North & South Esk Regional High School, commonly abbreviated to N.S.E.R., is one of five public, English language high schools in the Miramichi Area. It also functions as a middle school. It is located in Sunny Corner, New Brunswick. It serves principally residents from Sunny Corner, Red Bank, Sevogle, Sillikers, and Cassilis. The school serves grades 7 to 12. Graduating class sizes varied from 5 students in the first year (1952) to 70+ students in the 1970s. It presently has around 190 pupils.

== Clubs ==
There are two major clubs in this school that have existed consistently through the lifespan of the school. First is the Student Council, which is elected by grades 7-11 at the end of the school year. They serve the next school year after the Summer break. The Student Council organizes Pep Rallies, Theme Weeks and events that are held throughout the school year.

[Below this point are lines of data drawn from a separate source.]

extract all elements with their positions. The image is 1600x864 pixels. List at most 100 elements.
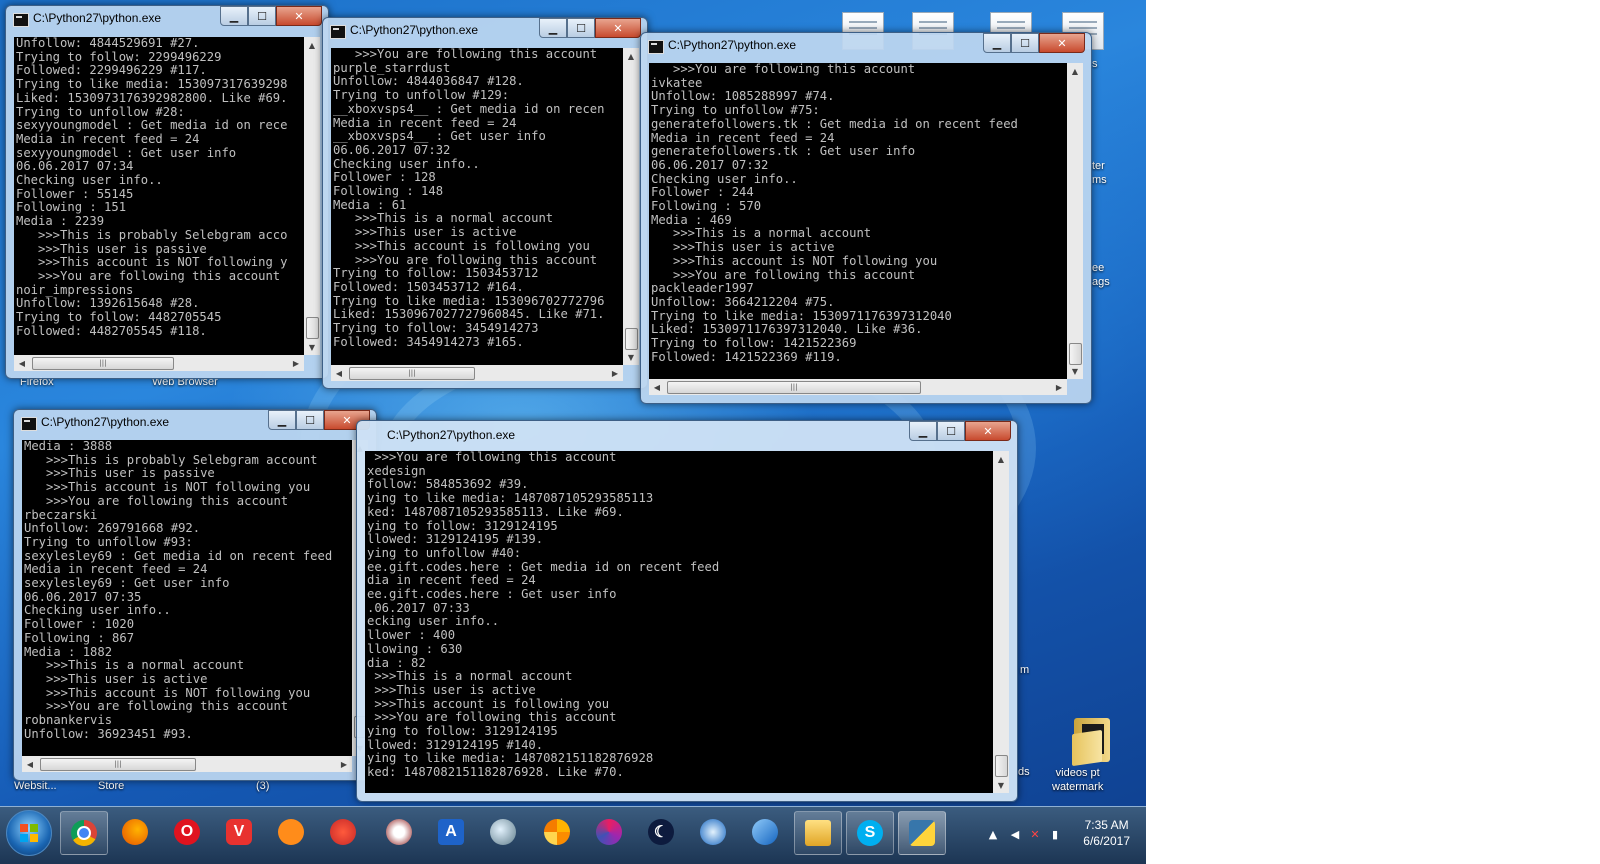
arrow-app-icon: A	[438, 819, 464, 845]
desktop-label-partial[interactable]: s	[1092, 58, 1098, 70]
taskbar-firefox[interactable]	[112, 811, 158, 853]
console-output[interactable]: >>>You are following this account ivkate…	[649, 63, 1067, 379]
taskbar-browser[interactable]	[320, 811, 366, 853]
console-output[interactable]: Media : 3888 >>>This is probably Selebgr…	[22, 440, 352, 756]
close-button[interactable]: ✕	[965, 421, 1011, 441]
show-hidden-icons-icon[interactable]: ▲	[986, 828, 1000, 842]
desktop-label-store[interactable]: Store	[98, 780, 124, 792]
console-window[interactable]: C:\Python27\python.exe ▁ ☐ ✕ Unfollow: 4…	[5, 5, 329, 379]
horizontal-scrollbar[interactable]: ◀ ||| ▶	[22, 756, 352, 772]
minimize-button[interactable]: ▁	[268, 410, 296, 430]
bird-icon	[752, 819, 778, 845]
horizontal-scrollbar[interactable]: ◀ ||| ▶	[331, 365, 623, 381]
minimize-button[interactable]: ▁	[220, 6, 248, 26]
scroll-left-arrow-icon[interactable]: ◀	[14, 355, 30, 371]
maximize-button[interactable]: ☐	[248, 6, 276, 26]
title-bar[interactable]: C:\Python27\python.exe ▁ ☐ ✕	[14, 410, 376, 436]
console-window-active[interactable]: C:\Python27\python.exe ▁ ☐ ✕ >>>You are …	[356, 420, 1018, 802]
volume-icon[interactable]: ◀	[1008, 828, 1022, 842]
taskbar-arrow-app[interactable]: A	[428, 811, 474, 853]
clock[interactable]: 7:35 AM 6/6/2017	[1083, 817, 1130, 849]
taskbar-pinwheel-app[interactable]	[534, 811, 580, 853]
network-icon[interactable]: ▮	[1048, 828, 1062, 842]
scroll-left-arrow-icon[interactable]: ◀	[649, 379, 665, 395]
scroll-right-arrow-icon[interactable]: ▶	[1051, 379, 1067, 395]
scroll-up-arrow-icon[interactable]: ▲	[304, 37, 320, 53]
scroll-thumb[interactable]: |||	[32, 357, 174, 370]
scroll-down-arrow-icon[interactable]: ▼	[993, 777, 1009, 793]
vertical-scrollbar[interactable]: ▲ ▼	[623, 48, 639, 365]
close-button[interactable]: ✕	[276, 6, 322, 26]
desktop-label-partial[interactable]: ds	[1018, 766, 1030, 778]
taskbar-python[interactable]	[898, 811, 946, 855]
scroll-down-arrow-icon[interactable]: ▼	[623, 349, 639, 365]
taskbar-vivaldi[interactable]: V	[216, 811, 262, 853]
taskbar-bird-app[interactable]	[742, 811, 788, 853]
desktop-label-partial[interactable]: m	[1020, 664, 1029, 676]
close-button[interactable]: ✕	[1039, 33, 1085, 53]
console-output[interactable]: >>>You are following this account xedesi…	[365, 451, 993, 793]
console-window[interactable]: C:\Python27\python.exe ▁ ☐ ✕ >>>You are …	[322, 17, 648, 389]
taskbar-compass-app[interactable]	[690, 811, 736, 853]
desktop-label-partial[interactable]: ags	[1092, 276, 1110, 288]
scroll-left-arrow-icon[interactable]: ◀	[331, 365, 347, 381]
scroll-right-arrow-icon[interactable]: ▶	[336, 756, 352, 772]
maximize-button[interactable]: ☐	[1011, 33, 1039, 53]
taskbar-opera[interactable]: O	[164, 811, 210, 853]
orb-icon	[596, 819, 622, 845]
taskbar-file-explorer[interactable]	[794, 811, 842, 855]
taskbar-skype[interactable]: S	[846, 811, 894, 855]
start-button[interactable]	[6, 810, 52, 856]
maximize-button[interactable]: ☐	[296, 410, 324, 430]
minimize-button[interactable]: ▁	[983, 33, 1011, 53]
scroll-left-arrow-icon[interactable]: ◀	[22, 756, 38, 772]
maximize-button[interactable]: ☐	[567, 18, 595, 38]
action-center-flag-icon[interactable]: ✕	[1028, 828, 1042, 842]
title-bar[interactable]: C:\Python27\python.exe ▁ ☐ ✕	[357, 421, 1017, 447]
taskbar-orb-app[interactable]	[586, 811, 632, 853]
title-bar[interactable]: C:\Python27\python.exe ▁ ☐ ✕	[6, 6, 328, 32]
folder-icon[interactable]	[1072, 718, 1112, 767]
vertical-scrollbar[interactable]: ▲ ▼	[304, 37, 320, 355]
close-button[interactable]: ✕	[595, 18, 641, 38]
scroll-thumb[interactable]	[625, 328, 638, 350]
scroll-right-arrow-icon[interactable]: ▶	[288, 355, 304, 371]
title-bar[interactable]: C:\Python27\python.exe ▁ ☐ ✕	[641, 33, 1091, 59]
folder-label-videos-pt-watermark[interactable]: videos pt watermark	[1052, 766, 1103, 794]
taskbar-chrome[interactable]	[60, 811, 108, 855]
scroll-thumb[interactable]	[306, 317, 319, 339]
clock-date: 6/6/2017	[1083, 834, 1130, 848]
horizontal-scrollbar[interactable]: ◀ ||| ▶	[14, 355, 304, 371]
scroll-thumb[interactable]	[1069, 343, 1082, 365]
console-output[interactable]: >>>You are following this account purple…	[331, 48, 623, 365]
taskbar-globe-app[interactable]	[480, 811, 526, 853]
minimize-button[interactable]: ▁	[909, 421, 937, 441]
scroll-thumb[interactable]: |||	[667, 381, 921, 394]
scroll-up-arrow-icon[interactable]: ▲	[993, 451, 1009, 467]
scroll-thumb[interactable]: |||	[40, 758, 196, 771]
title-bar[interactable]: C:\Python27\python.exe ▁ ☐ ✕	[323, 18, 647, 44]
taskbar-eagle-app[interactable]	[376, 811, 422, 853]
taskbar-uc-browser[interactable]	[268, 811, 314, 853]
console-window[interactable]: C:\Python27\python.exe ▁ ☐ ✕ Media : 388…	[13, 409, 377, 781]
scroll-up-arrow-icon[interactable]: ▲	[623, 48, 639, 64]
desktop-label-website[interactable]: Websit...	[14, 780, 57, 792]
scroll-thumb[interactable]	[995, 755, 1008, 777]
desktop-label-count[interactable]: (3)	[256, 780, 269, 792]
scroll-up-arrow-icon[interactable]: ▲	[1067, 63, 1083, 79]
scroll-right-arrow-icon[interactable]: ▶	[607, 365, 623, 381]
desktop-label-partial[interactable]: ms	[1092, 174, 1107, 186]
desktop-label-partial[interactable]: ee	[1092, 262, 1104, 274]
scroll-down-arrow-icon[interactable]: ▼	[1067, 363, 1083, 379]
console-output[interactable]: Unfollow: 4844529691 #27. Trying to foll…	[14, 37, 304, 355]
desktop-label-partial[interactable]: ter	[1092, 160, 1105, 172]
minimize-button[interactable]: ▁	[539, 18, 567, 38]
maximize-button[interactable]: ☐	[937, 421, 965, 441]
taskbar-moon-app[interactable]: ☾	[638, 811, 684, 853]
console-window[interactable]: C:\Python27\python.exe ▁ ☐ ✕ >>>You are …	[640, 32, 1092, 404]
vertical-scrollbar[interactable]: ▲ ▼	[1067, 63, 1083, 379]
scroll-down-arrow-icon[interactable]: ▼	[304, 339, 320, 355]
horizontal-scrollbar[interactable]: ◀ ||| ▶	[649, 379, 1067, 395]
scroll-thumb[interactable]: |||	[349, 367, 475, 380]
vertical-scrollbar[interactable]: ▲ ▼	[993, 451, 1009, 793]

The second major club is the Rotary Interact Club, which hosts events both inside and outside of school hours for purposes of volunteering and raising money, which is donated at the end of the school year to charities decided by the clubs President. The Rotary Club has several traditional events that occur often, such as the "Trick or Eat" event, which occurs every Halloween, and operates as a Food Drive, where students gather food donations from nearby donors and donate them to nearby Food Banks. Other events include movie nights, bottle drives, and other fundraisers.

==Notable events==
In 2012 after being principal for less than a year Kirk Matheson was arrested after pleading guilty to sex crimes involving children. Kirk, 37, was the principal and volleyball coach at North and South Esk Regional when he posed as a 19-year-old woman (Jillian) on Facebook and enticed two boys to send him nude photos and video of themselves.

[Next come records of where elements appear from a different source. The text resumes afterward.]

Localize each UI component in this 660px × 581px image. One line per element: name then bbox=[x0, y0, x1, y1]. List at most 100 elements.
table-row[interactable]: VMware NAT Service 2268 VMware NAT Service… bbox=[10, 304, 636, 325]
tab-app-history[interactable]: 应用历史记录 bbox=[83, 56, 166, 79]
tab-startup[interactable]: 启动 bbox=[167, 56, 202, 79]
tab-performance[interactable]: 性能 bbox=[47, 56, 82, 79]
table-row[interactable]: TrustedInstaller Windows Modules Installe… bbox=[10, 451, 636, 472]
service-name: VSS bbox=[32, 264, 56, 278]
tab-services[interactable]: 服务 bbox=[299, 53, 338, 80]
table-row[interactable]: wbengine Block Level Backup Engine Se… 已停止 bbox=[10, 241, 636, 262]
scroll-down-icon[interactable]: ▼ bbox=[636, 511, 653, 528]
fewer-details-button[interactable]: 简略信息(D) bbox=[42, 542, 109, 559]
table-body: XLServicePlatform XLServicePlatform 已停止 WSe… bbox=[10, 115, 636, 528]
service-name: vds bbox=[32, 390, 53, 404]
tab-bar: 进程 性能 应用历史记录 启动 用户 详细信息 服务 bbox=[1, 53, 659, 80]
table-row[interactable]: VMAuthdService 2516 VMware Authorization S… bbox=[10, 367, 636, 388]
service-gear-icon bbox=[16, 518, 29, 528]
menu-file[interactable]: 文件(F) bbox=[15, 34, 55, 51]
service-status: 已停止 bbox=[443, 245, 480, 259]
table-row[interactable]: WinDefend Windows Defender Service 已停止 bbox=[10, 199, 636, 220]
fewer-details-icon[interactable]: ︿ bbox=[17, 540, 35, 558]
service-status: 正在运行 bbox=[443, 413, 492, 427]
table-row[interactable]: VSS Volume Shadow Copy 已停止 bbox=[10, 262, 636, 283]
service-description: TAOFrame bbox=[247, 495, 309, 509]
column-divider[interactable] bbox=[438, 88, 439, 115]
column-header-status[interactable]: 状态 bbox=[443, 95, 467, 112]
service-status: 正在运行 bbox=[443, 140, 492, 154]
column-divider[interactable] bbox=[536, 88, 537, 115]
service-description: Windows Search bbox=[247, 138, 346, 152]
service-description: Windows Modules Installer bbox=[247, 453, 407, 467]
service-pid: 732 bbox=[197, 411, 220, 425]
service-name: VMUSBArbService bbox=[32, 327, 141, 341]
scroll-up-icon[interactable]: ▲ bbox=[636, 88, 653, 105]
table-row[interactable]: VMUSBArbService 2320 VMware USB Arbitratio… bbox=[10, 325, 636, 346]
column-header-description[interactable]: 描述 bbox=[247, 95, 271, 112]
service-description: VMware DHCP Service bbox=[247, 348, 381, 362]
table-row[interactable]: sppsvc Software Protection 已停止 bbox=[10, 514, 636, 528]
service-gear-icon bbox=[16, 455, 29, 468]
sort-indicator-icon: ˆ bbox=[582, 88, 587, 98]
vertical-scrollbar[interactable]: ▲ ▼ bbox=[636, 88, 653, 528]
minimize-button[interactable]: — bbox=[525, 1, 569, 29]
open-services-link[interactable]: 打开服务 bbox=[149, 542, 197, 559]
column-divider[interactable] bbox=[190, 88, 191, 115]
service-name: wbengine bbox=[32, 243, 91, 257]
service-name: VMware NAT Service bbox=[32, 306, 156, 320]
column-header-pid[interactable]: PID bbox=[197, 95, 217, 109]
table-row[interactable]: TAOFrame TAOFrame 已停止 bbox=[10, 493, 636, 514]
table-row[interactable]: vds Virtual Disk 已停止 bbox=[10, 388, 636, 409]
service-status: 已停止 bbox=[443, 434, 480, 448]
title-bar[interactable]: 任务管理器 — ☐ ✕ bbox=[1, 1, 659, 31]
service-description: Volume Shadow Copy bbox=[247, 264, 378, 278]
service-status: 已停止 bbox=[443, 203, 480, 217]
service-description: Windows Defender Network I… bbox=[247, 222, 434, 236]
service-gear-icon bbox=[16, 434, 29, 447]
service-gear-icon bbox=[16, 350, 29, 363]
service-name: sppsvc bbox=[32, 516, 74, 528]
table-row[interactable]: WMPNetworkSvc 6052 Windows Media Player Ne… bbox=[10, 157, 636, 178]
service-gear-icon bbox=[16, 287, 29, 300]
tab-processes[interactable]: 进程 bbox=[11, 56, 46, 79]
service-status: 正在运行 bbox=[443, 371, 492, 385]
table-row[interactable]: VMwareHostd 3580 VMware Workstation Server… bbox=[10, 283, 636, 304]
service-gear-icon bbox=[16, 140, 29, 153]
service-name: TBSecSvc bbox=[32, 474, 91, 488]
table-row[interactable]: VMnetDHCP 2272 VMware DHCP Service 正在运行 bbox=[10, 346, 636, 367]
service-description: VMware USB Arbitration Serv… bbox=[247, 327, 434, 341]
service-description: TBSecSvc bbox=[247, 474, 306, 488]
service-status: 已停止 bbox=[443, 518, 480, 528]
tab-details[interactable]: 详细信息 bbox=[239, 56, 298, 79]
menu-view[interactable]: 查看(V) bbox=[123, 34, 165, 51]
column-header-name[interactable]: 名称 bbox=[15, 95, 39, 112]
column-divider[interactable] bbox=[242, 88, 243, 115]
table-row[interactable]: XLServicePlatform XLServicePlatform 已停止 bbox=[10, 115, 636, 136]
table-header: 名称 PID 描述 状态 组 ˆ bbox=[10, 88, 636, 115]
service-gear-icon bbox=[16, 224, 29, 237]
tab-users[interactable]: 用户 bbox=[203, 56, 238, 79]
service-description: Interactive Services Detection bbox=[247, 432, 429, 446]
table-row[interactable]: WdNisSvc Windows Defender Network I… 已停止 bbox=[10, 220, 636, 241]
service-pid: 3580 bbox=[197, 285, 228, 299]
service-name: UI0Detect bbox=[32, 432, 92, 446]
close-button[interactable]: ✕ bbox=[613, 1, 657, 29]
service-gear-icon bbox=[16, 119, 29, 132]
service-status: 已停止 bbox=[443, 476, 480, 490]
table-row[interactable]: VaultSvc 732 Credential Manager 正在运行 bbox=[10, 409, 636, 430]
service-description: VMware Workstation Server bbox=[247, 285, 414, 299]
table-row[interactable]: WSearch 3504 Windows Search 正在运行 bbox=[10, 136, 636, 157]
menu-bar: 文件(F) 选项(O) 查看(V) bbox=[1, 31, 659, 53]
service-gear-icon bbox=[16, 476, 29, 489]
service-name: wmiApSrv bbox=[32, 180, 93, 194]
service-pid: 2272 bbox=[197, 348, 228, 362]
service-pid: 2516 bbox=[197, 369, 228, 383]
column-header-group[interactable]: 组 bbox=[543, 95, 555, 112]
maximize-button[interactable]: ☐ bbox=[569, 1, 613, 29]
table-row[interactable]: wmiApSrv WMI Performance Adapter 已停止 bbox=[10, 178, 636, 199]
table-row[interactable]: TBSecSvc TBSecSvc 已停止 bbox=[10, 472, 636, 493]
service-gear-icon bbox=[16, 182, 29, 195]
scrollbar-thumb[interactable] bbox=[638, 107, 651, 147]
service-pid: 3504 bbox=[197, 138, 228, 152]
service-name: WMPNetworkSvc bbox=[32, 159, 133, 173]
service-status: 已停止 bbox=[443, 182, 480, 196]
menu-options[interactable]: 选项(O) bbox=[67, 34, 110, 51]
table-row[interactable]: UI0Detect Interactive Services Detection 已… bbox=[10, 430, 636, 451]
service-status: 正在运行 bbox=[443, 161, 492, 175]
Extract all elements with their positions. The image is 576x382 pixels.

On February 8, 2024, the Rotary Interact Club of N.S.E.R. hosted the first Miramichi River Fan Fest, which was a Comic Convention that aimed to assist in raising money for the club. The convention was a wild success with many vendors, both local and from across the Maritimes, many volunteers, from the Rotary club and other locals, and many attendees. Overall, the event raised nearly $4000 for the Rotary Club, and was a massive success. Plans exist to hold another Miramichi River Fan Fest some time in the near future.